Construction and optimization of a monophasic organic-water system for enzymatic synthesis of p-nitrobenzyl β-d-glucopyranosides by reverse hydrolysis

A monophasic organic-water system for efficient enzymatic synthesis of β-d-glucopyranoside by reverse hydrolysis was constructed and optimized. p-Nitrobenzyl alcohol (pNBA), selected as a model substrate alcohol, was readily glucosylated with d-glucose through reverse hydrolysis using almond β-d-glucosidase in a monophasic aqueous-organic medium, producing a new glucoside, p-nitrobenzyl β-d-glucopyranoside (pNBG). The effects of different buffers, organic solvents and water contents were investigated. Buffer type and pH affected the initial reaction rate but had little effect on the final yields.

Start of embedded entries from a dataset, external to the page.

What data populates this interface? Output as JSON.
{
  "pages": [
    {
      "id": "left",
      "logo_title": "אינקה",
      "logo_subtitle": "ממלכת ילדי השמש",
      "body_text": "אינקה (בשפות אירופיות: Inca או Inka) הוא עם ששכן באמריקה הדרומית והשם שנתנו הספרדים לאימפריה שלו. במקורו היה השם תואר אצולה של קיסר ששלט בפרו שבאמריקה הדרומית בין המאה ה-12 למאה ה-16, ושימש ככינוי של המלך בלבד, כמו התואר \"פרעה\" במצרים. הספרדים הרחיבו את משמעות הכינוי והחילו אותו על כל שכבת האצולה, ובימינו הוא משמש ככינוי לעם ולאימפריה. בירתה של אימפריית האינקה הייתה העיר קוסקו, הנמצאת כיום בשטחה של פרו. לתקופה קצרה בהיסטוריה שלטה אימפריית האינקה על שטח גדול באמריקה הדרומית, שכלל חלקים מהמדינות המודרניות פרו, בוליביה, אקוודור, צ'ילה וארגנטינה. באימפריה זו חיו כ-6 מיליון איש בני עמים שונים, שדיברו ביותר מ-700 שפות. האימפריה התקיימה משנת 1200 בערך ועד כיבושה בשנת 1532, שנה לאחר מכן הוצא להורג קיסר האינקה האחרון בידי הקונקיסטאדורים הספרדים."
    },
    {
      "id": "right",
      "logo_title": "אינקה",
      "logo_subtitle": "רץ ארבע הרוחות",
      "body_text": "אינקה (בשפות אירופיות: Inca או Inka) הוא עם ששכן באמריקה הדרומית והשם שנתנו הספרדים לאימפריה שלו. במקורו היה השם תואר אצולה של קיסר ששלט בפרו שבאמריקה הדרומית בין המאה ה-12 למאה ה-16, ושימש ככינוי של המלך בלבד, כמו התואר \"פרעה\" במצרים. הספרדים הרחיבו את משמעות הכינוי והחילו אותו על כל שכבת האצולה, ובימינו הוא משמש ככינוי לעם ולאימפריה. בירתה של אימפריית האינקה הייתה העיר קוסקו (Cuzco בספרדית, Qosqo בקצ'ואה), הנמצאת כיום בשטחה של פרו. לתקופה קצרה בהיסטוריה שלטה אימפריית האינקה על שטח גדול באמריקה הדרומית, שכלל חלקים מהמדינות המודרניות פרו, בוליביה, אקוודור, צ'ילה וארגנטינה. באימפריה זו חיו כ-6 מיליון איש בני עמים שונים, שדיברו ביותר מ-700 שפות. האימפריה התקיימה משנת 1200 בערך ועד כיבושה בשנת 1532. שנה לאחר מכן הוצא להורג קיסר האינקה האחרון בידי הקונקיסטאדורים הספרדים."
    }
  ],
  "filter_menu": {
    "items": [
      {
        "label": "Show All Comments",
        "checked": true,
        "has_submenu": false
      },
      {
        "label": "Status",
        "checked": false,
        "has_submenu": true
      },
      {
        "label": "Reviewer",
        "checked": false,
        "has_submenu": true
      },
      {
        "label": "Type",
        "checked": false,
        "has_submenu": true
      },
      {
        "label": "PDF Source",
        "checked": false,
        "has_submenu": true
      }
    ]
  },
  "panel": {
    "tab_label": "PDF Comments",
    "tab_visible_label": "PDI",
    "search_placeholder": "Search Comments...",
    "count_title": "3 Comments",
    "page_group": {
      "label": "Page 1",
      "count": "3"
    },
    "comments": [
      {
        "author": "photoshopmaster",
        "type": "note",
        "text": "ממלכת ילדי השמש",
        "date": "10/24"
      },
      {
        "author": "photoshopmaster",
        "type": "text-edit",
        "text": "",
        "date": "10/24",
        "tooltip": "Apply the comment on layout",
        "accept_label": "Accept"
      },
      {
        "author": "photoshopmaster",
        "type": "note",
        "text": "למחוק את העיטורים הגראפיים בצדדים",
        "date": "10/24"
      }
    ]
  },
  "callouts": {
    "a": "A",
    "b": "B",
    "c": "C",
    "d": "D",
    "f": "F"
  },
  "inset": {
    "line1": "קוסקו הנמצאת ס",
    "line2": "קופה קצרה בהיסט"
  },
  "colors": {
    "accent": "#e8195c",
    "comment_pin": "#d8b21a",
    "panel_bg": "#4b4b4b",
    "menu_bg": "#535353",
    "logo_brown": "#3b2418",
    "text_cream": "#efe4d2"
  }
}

The ratio of organic solvent to water plays a crucial role in shifting the reaction equilibrium toward synthesis, but a minimum amount of water is necessary to maintain the enzyme activity. Dioxane, which was previously known as an unsuitable solvent for β-d-glucosidase-catalyzed reactions, was found to be the most appropriate solvent for this synthetic procedure. The reaction equilibrium and enzyme stability in the reaction medium were also investigated. Under the optimal reaction conditions, i.e. 90% dioxane (v/v) + 10% buffer (Na2HPO4-KH2PO4, 70 mM, pH 6.0) with alcohol-to-glucose molar ratio of 9:1, p-nitrobenzyl β-d-glucopyranoside was produced with a maximum yield (13.3%).